FBI name checks have become the elephant in the room in U.S.C.I.S.
adjudications as there are now acknowledged large numbers of applicants
for adjustment of status to permanent residence or naturalization
whose cases cannot be adjudicated because of the failure of the
FBI to complete name check clearances on a timely basis for U.S.C.I.S.

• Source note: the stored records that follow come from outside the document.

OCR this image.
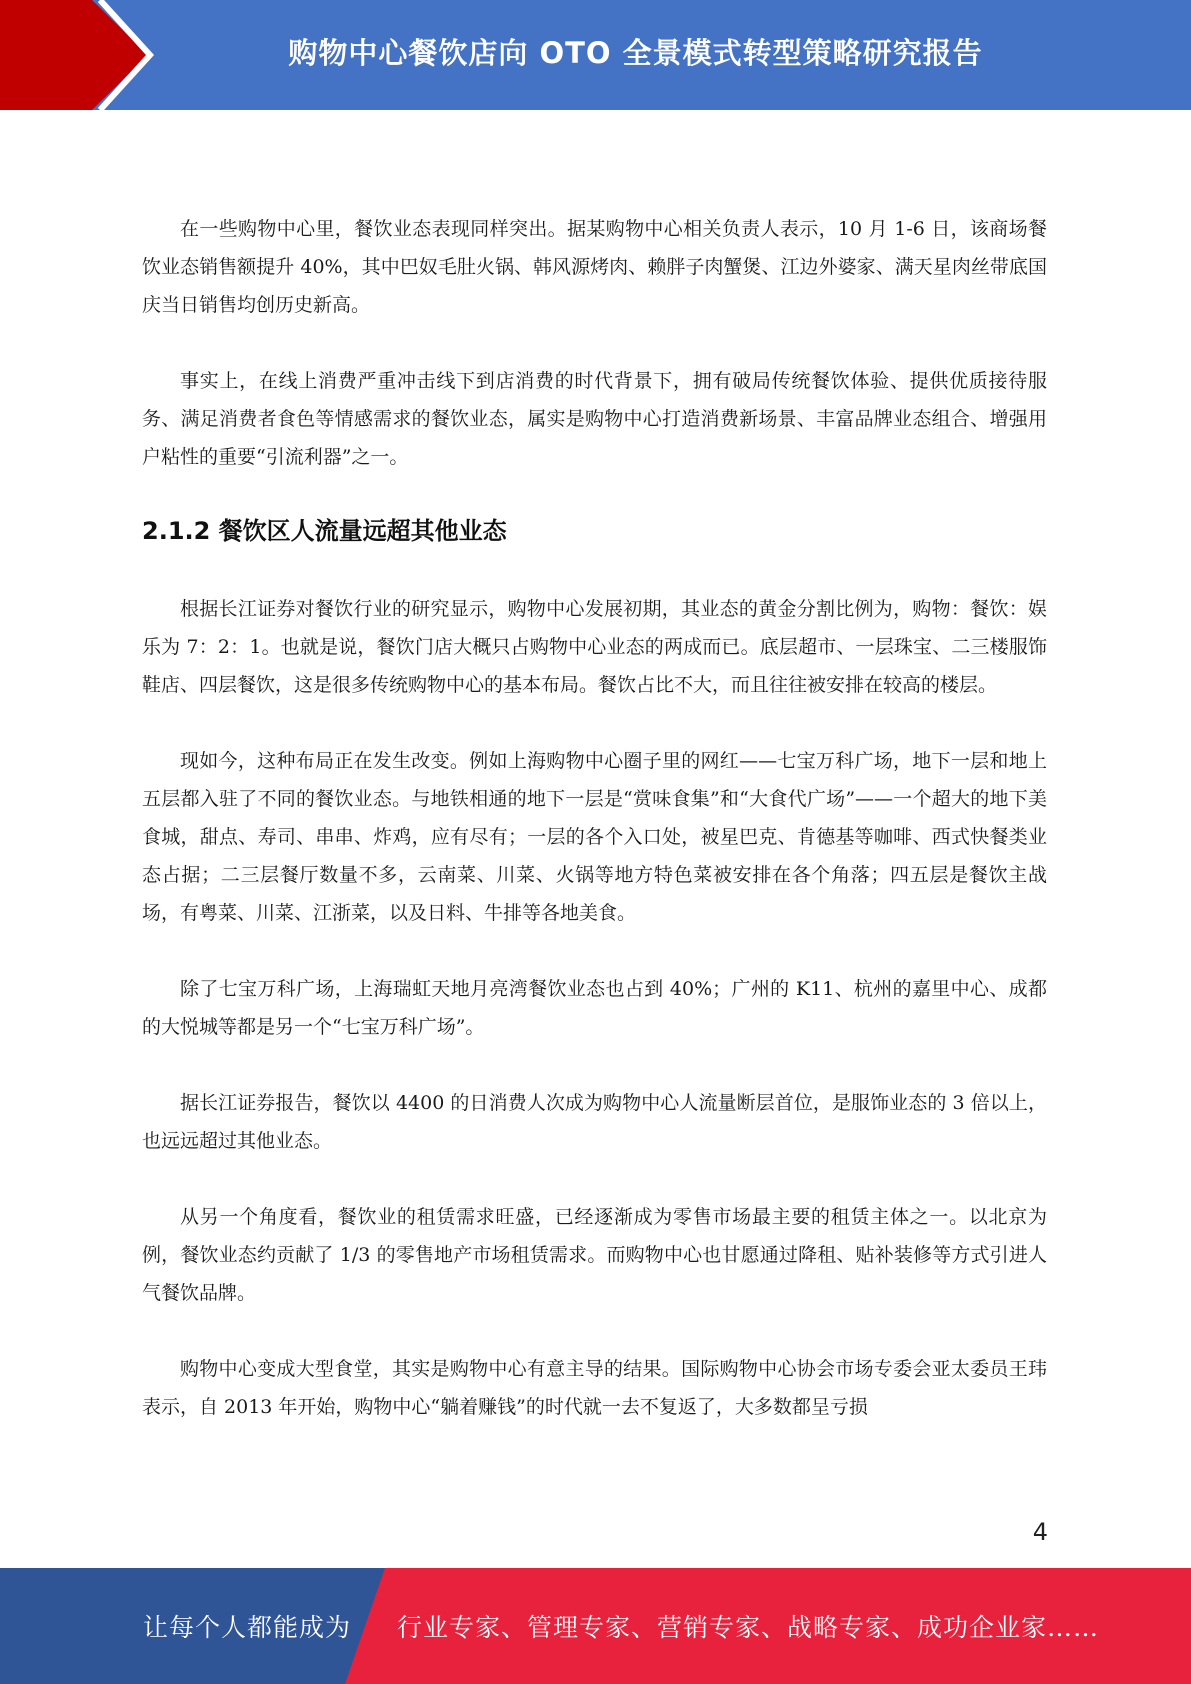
购物中心餐饮店向 OTO 全景模式转型策略研究报告

在一些购物中心里，餐饮业态表现同样突出。据某购物中心相关负责人表示，10 月 1-6 日，该商场餐饮业态销售额提升 40%，其中巴奴毛肚火锅、韩风源烤肉、赖胖子肉蟹煲、江边外婆家、满天星肉丝带底国庆当日销售均创历史新高。

事实上，在线上消费严重冲击线下到店消费的时代背景下，拥有破局传统餐饮体验、提供优质接待服务、满足消费者食色等情感需求的餐饮业态，属实是购物中心打造消费新场景、丰富品牌业态组合、增强用户粘性的重要“引流利器”之一。

2.1.2 餐饮区人流量远超其他业态

根据长江证券对餐饮行业的研究显示，购物中心发展初期，其业态的黄金分割比例为，购物：餐饮：娱乐为 7：2：1。也就是说，餐饮门店大概只占购物中心业态的两成而已。底层超市、一层珠宝、二三楼服饰鞋店、四层餐饮，这是很多传统购物中心的基本布局。餐饮占比不大，而且往往被安排在较高的楼层。

现如今，这种布局正在发生改变。例如上海购物中心圈子里的网红——七宝万科广场，地下一层和地上五层都入驻了不同的餐饮业态。与地铁相通的地下一层是“赏味食集”和“大食代广场”——一个超大的地下美食城，甜点、寿司、串串、炸鸡，应有尽有；一层的各个入口处，被星巴克、肯德基等咖啡、西式快餐类业态占据；二三层餐厅数量不多，云南菜、川菜、火锅等地方特色菜被安排在各个角落；四五层是餐饮主战场，有粤菜、川菜、江浙菜，以及日料、牛排等各地美食。

除了七宝万科广场，上海瑞虹天地月亮湾餐饮业态也占到 40%；广州的 K11、杭州的嘉里中心、成都的大悦城等都是另一个“七宝万科广场”。

据长江证券报告，餐饮以 4400 的日消费人次成为购物中心人流量断层首位，是服饰业态的 3 倍以上，也远远超过其他业态。

从另一个角度看，餐饮业的租赁需求旺盛，已经逐渐成为零售市场最主要的租赁主体之一。以北京为例，餐饮业态约贡献了 1/3 的零售地产市场租赁需求。而购物中心也甘愿通过降租、贴补装修等方式引进人气餐饮品牌。

购物中心变成大型食堂，其实是购物中心有意主导的结果。国际购物中心协会市场专委会亚太委员王玮表示，自 2013 年开始，购物中心“躺着赚钱”的时代就一去不复返了，大多数都呈亏损

4
让每个人都能成为 行业专家、管理专家、营销专家、战略专家、成功企业家……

Michael Aytes, associate director of domestic operations for U.S.C.I.S,
informed the audience at the Spring Conference of the American Immigration
Lawyers Association on March 16, 2007, that 261,000 cases are pending
FBI checks as of January 2007. The agency does not appear to have
a solution as seen in the interoffice memorandum of December 21,
2006 by Mr. Aytes, "FBI Name Check Policy and Process Clarification
for Domestic Operations" that requests for expedite can only
be for military deployment, ageout cases not covered under the provisions
of the Child Status Protection Act (CSPA) and applications affected
by sunset provisions such as diversity visas (DV's), compelling
reasons as provided by the requesting office (e.g.-critical medical
conditions), and loss of Social Security benefits or other subsistence
in the discretion of the District Director. The memo further notes
that mandamus filings will no longer be routinely expedited. (However,
it should be noted that at least one official of U.S.C.I.S. has
suggested that part of the proposed fee increase would be used to
fully fund the FBI background checks).
S. 795 would implement a system for timely completion of background
checks under which the FBI would make a reasonable effort to complete
background checks within 90 days of receiving the request from U.S.C.I.S.;
the Attorney General should document the reason why a background
check was not completed if it reaches the 91st day without completion;
after 121 days, the Attorney General must document the reason why
the background check was not completed before that date; that if
the check goes on for 181 days, the Attorney General must submit
no later than 210 days a report to appropriate congressional committees
and the Secretary of Homeland Security describing the reasons why
the background check was not completed within 180 days and the earliest
date on which the Attorney General is certain that the background
check will be completed. If the Secretary of Homeland Security receives
such report from the Attorney General, the Secretary is to provide
the applicant a copy of the report, redacted to remove any classified
information.
Hopefully this legislation can be passed as the two above subjects
are of prime concern to many people seeking immigration benefits.